Sandler Strong, Cruise Not Against Toy Story 3
By John Hamann
June 27, 2010
It looked like it was going to be a huge weekend at the box office – there was an action flick with Tom Cruise and Cameron Diaz versus a lowbrow comedy starring Adam Sandler and Kevin James. Knight and Day, the Cruise/Diaz flick, should have been good for $60 million or so over three days, and Grown Ups, the comedy with a bevy of Saturday Night Live alums plus Paul Blart himself, could have broken out for $45 to $50 million. Along with those two new films, we also had the second weekend for Toy Story 3, where it followed the frame in which it broke the record for June openings with a $110 million debut. If you've caught on to my could haves and would haves, you know something missed this weekend, and I'll tell you now that this failure didn't involve Toys or Grown Ups.

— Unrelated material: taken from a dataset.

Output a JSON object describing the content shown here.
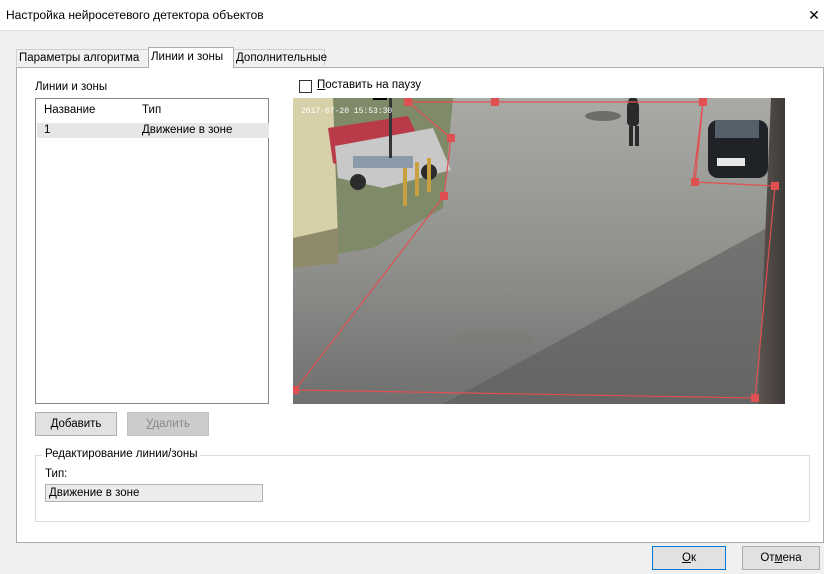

Our number one film of the weekend is again the glorious Toy Story 3, as again Pixar thankfully brings quality back to the summer box office. After a stunning $110 million opening frame where the toys beat expectations by as much $10 million, I was expecting some heavy pushback on the numbers over the sophomore session. Why? Toy Story 2 fell 52% over its second frame a dozen years ago, moving from a $57.4 million opening to a $27.8 million follow-up. Now, that was way back in 1999, a time when no film had opened to $90 million, let alone $110 million. Shrek 3 fell 56% in 2007 over its second frame, moving from a Toy Story 3-ish number ($121.6 million) to $53 million in its second weekend. While these are good examples, this is no longer the world we live in, with the advent of 3D technology, and the price increase that follows it. Alice in Wonderland, despite debuting with a huge $116 million, kept its second weekend drop low, at 46%. Shrek Forever After, which admittedly opened to a much lower $70 million, and fell only 39% in its second frame, thanks to 3D, and of course the Memorial Day Weekend. Though we are still infants in the new box office world of 3D, the early trend is indicating decent legs into the second frame for family 3D movies, regardless of the girth of the opening frame.
So, after its terrific $110 million opening weekend, Toy Story 3 earned another $59 million this frame, and shows Disney and Pixar the long term bounty this film will achieve. The weekend-to-weekend drop comes in at a decent 47%, and has to be thought of as a big win for all involved. Disney and Pixar will be giving up some of those valued 3D screens over the next few weekends, as the next frame brings the live action The Last Airbender (when Toy Story 3 will likely have a $45 million weekend), which will then be followed by Universal's Despicable Me on July 9th (when Toy Story 3 will likely have a $30 million frame). I don't think The Last Airbender is any concern for Toy Story 3, as when Clash of the Titans opened to $61 million, the two-weekend-old How to Train Your Dragon fell only 34%. Despicable Me will likely be a different opponent, as the audience, regardless of 3D, will be the same as Toy Story 3, and therefore have an impact.